Cemal Süreya’nın bu satırları 1976’da yayımlanmış Şapkam Dolu Çiçekle adlı kitabından. Fikret’in “zaman aşımına uğraması”nın nedeni üzerinde kalem oynatırken, onun ve çağdaşları ile önceleyenlerinin kullandıkları, kullanmayı bir veri olarak miras aldıkları da denebilir, dilden söz etmeyişi şaşırtıcı. Ayrıca, “Bir şair değil, bir aktüalite, bir ihtifal olarak kaldı.” yargısını, buradaki “ihtifal”in sözlük anlamının anma töreni olduğunu ekleyerek, ölçüsüz bir abartı saymak durumundayız.  Bununla birlikte, Cemal Süreya da kuşkusuz “fikri hür, irfanı hür, vicdanı hür bir şairdir”; dolayısıyla, bunları yazmakta özgürdür. Şiir dışında birçok yazı da yazmıştır. Ama, başka yazdıklarının tersine, şu yazdıklarında ne kadar inandırıcı olmuştur, bilinmez.

Fikret’le ilgili, ama kuşkusuz onun katkısı olmayan bir hayal kırıklığımı anlatarak bitireyim.

Bir komşumuzun Fikret adında dört beş yaşlarında bir oğlu vardı; ortalıkta koşuşturup duran, pek sevimli, yerden bitme bir yumurcak. Babası benim oğlumla aynı yaşlarda, ODTÜ mezunu bir mühendis. Bu zamanda Fikret adı pek fazla konmuyordur herhalde, diye düşünürdüm kendi kendime. Üstelik baba da ODTÜ’lü, başka ne olabilir canım, kesin bizim şairimizden geliyordur ufaklığın adı. Böyle düşüne düşüne, bir punduna getirip sormayı, oradan da ahbaplığı koyultmayı tasarladım.
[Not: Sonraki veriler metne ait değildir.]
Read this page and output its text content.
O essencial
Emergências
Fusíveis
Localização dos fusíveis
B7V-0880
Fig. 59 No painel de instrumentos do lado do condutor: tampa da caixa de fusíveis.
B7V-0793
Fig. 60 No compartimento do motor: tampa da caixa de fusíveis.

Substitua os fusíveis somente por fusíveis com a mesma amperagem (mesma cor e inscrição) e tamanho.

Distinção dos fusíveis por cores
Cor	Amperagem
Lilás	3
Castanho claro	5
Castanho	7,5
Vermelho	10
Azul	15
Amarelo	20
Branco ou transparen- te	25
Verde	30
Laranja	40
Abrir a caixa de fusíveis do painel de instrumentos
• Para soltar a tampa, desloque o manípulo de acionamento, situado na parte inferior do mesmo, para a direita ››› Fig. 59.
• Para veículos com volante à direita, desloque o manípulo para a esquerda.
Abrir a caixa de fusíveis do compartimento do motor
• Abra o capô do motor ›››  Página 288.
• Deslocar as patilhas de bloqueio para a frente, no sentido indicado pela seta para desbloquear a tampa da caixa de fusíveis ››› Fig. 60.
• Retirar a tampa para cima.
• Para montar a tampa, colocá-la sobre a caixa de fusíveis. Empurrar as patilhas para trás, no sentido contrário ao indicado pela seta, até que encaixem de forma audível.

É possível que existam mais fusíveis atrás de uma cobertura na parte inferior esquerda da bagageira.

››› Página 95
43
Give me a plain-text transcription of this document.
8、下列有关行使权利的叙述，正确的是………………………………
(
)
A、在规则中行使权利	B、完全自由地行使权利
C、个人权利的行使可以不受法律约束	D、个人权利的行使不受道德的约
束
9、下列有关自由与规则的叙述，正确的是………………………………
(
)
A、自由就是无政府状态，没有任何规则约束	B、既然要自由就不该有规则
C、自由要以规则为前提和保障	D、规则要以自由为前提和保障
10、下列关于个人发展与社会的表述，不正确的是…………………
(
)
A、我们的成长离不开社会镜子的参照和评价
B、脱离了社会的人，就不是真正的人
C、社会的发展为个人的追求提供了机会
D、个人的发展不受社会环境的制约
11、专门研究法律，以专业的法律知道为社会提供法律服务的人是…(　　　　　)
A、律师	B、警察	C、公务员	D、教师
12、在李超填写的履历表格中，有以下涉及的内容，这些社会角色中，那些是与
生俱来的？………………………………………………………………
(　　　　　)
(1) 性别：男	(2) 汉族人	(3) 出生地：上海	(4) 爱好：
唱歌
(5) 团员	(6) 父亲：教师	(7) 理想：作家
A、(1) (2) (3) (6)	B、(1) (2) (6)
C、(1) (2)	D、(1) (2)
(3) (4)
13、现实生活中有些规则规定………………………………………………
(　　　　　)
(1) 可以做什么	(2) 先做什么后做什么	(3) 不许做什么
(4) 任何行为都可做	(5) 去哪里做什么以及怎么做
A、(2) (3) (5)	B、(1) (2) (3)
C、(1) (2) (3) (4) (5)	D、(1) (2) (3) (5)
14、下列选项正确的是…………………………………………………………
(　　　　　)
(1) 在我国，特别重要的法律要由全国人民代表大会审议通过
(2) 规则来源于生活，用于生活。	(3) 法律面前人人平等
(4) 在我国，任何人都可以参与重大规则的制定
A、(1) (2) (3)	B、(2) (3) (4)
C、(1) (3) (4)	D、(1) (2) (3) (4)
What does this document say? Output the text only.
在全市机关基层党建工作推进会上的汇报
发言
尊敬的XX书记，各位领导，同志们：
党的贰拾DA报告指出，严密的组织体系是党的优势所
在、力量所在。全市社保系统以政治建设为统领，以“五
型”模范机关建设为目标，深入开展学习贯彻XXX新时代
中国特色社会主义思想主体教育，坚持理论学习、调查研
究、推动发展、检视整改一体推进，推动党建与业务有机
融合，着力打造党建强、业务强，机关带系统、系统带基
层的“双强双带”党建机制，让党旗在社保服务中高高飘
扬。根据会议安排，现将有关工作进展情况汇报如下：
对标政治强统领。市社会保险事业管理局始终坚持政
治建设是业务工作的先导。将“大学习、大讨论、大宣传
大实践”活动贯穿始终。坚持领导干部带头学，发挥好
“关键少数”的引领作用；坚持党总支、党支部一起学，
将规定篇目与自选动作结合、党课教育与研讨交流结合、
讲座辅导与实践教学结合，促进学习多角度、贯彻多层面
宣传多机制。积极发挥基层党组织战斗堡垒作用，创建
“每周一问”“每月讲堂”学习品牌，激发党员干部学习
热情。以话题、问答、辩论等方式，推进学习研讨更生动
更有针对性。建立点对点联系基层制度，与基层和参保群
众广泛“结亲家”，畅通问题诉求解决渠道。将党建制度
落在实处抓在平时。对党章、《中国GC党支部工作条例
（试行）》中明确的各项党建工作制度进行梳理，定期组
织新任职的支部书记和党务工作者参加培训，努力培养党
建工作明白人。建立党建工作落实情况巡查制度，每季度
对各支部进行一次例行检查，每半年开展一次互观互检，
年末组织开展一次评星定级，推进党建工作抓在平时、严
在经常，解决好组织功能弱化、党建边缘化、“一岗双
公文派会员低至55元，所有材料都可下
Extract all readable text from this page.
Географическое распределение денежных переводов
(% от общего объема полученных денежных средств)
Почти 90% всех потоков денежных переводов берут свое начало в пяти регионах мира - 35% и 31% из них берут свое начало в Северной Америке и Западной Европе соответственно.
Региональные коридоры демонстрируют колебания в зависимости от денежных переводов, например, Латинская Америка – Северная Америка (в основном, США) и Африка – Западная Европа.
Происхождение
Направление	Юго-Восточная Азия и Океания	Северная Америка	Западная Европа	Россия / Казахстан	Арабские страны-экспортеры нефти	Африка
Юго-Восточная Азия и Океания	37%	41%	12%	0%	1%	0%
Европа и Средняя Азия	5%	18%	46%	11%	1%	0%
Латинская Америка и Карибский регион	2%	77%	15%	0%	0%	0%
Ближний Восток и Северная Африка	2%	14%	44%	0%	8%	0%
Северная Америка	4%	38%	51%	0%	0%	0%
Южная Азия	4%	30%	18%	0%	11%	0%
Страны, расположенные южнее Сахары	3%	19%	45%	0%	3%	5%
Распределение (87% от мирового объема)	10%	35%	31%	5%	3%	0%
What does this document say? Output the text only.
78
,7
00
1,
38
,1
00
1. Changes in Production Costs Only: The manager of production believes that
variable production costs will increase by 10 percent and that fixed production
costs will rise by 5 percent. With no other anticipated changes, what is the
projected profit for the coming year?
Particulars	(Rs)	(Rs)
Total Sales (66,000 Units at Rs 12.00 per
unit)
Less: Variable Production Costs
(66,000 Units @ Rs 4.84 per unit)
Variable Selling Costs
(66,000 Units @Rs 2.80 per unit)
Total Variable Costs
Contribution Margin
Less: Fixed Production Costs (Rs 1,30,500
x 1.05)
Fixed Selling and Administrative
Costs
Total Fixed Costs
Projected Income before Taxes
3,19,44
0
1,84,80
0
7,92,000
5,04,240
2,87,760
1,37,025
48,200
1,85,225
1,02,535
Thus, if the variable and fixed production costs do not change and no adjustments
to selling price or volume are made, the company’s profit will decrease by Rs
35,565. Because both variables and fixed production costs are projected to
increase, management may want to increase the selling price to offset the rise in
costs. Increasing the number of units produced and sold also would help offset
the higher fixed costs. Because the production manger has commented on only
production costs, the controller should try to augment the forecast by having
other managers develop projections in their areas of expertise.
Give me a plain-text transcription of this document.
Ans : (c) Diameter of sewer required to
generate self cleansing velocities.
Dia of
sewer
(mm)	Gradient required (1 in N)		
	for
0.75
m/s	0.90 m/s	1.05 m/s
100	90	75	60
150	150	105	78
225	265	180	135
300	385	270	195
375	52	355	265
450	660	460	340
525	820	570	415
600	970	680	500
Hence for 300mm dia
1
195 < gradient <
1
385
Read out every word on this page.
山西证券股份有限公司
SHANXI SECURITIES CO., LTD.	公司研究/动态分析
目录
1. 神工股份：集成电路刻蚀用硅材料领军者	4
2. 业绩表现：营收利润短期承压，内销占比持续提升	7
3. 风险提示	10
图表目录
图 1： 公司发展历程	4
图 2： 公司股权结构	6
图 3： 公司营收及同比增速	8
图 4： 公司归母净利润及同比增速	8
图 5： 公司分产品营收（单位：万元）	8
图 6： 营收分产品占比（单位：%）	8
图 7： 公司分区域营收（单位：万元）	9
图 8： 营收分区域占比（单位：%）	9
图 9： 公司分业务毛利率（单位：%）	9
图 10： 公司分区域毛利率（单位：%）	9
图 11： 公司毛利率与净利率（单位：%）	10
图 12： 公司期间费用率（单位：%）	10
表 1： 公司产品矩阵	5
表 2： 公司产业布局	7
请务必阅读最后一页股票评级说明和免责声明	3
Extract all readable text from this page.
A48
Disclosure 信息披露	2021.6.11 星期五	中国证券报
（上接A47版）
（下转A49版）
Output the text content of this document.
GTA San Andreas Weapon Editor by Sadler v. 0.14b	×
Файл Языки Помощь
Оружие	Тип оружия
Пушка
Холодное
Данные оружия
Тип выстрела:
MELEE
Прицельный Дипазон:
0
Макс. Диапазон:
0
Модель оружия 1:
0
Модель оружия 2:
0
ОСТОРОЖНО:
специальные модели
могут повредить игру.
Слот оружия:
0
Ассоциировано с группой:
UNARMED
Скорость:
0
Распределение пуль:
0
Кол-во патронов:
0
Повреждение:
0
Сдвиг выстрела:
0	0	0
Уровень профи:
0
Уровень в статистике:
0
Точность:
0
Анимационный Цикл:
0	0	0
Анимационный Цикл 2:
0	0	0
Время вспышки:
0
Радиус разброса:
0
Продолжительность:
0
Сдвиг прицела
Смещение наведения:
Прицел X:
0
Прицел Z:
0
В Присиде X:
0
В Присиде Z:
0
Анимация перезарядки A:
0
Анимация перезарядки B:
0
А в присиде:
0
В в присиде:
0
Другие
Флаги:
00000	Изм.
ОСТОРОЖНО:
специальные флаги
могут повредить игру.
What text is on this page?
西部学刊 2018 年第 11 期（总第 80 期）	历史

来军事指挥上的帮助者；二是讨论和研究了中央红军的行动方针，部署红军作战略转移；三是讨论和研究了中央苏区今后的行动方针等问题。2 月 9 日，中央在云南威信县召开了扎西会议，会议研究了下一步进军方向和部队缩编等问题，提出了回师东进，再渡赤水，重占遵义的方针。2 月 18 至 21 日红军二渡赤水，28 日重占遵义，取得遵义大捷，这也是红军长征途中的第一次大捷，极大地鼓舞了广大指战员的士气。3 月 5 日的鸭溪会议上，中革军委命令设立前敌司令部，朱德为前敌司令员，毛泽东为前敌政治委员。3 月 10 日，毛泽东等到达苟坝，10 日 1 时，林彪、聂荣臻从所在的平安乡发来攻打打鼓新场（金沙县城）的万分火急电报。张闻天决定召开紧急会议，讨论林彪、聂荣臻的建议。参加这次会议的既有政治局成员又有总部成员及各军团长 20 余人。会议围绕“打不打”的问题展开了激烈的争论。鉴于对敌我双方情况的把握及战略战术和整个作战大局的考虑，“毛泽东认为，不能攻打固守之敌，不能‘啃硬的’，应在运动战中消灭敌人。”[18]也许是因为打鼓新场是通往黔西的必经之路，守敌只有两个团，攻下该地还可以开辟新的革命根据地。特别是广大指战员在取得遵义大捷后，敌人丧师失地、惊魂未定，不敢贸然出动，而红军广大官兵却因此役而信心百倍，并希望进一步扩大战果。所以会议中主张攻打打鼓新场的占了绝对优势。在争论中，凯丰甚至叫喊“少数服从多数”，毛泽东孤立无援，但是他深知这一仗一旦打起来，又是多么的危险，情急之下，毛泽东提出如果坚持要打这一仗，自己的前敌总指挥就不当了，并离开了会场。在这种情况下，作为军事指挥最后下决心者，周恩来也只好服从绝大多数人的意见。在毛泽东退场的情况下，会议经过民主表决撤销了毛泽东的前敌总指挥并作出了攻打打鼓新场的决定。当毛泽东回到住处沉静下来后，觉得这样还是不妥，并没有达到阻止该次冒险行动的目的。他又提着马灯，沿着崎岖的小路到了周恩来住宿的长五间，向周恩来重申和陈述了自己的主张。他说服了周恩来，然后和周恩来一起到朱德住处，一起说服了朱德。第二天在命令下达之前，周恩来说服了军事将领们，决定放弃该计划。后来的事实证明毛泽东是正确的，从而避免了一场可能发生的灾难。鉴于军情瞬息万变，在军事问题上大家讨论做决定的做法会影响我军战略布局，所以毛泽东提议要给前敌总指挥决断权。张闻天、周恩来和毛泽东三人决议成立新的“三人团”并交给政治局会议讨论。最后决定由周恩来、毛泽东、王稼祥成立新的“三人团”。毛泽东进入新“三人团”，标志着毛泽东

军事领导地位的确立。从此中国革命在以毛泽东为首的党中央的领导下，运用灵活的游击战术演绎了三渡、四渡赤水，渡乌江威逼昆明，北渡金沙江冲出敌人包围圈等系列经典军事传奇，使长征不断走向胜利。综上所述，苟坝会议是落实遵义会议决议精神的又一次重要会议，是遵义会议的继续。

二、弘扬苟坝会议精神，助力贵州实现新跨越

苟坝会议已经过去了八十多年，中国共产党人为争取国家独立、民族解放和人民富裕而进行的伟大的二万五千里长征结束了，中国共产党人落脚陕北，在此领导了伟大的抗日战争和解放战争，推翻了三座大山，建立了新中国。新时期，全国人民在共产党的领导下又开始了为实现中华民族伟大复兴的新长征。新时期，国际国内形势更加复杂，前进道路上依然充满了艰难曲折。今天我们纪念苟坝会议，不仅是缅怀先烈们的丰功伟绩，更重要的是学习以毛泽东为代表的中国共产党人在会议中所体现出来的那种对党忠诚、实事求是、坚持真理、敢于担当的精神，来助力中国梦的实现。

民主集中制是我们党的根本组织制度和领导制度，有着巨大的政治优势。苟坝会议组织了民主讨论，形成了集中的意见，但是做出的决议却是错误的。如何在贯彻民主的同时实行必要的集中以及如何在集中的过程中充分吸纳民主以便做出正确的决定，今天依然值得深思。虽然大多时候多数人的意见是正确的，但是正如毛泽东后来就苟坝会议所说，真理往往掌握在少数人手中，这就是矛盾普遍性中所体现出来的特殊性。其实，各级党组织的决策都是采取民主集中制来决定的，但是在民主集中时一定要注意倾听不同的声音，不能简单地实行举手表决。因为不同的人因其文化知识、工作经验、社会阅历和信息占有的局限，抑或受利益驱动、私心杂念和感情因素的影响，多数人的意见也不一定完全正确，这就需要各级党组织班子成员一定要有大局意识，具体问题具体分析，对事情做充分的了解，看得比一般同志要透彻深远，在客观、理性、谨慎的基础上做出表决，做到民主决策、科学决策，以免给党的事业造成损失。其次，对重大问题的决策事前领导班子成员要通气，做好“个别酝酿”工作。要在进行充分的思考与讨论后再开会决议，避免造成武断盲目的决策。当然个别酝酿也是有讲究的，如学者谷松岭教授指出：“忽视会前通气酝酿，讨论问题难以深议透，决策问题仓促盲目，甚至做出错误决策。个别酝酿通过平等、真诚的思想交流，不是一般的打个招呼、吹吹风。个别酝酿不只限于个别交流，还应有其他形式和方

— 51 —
Bir gün, türlü şirinliklerin ardından, sormak cesaretini gösterebildim. Biraz şaşırmış, boş gözlerle bir an baktıktan sonra yanıtlamıştı. Meğer, bizim komşu koyu Beşiktaşlı imiş ve çocuğun adı doğduğu yıl kulüp başkanlığı koltuğundaki, şimdi soyadını unuttuğum zat-ı muhteremden geliyormuş!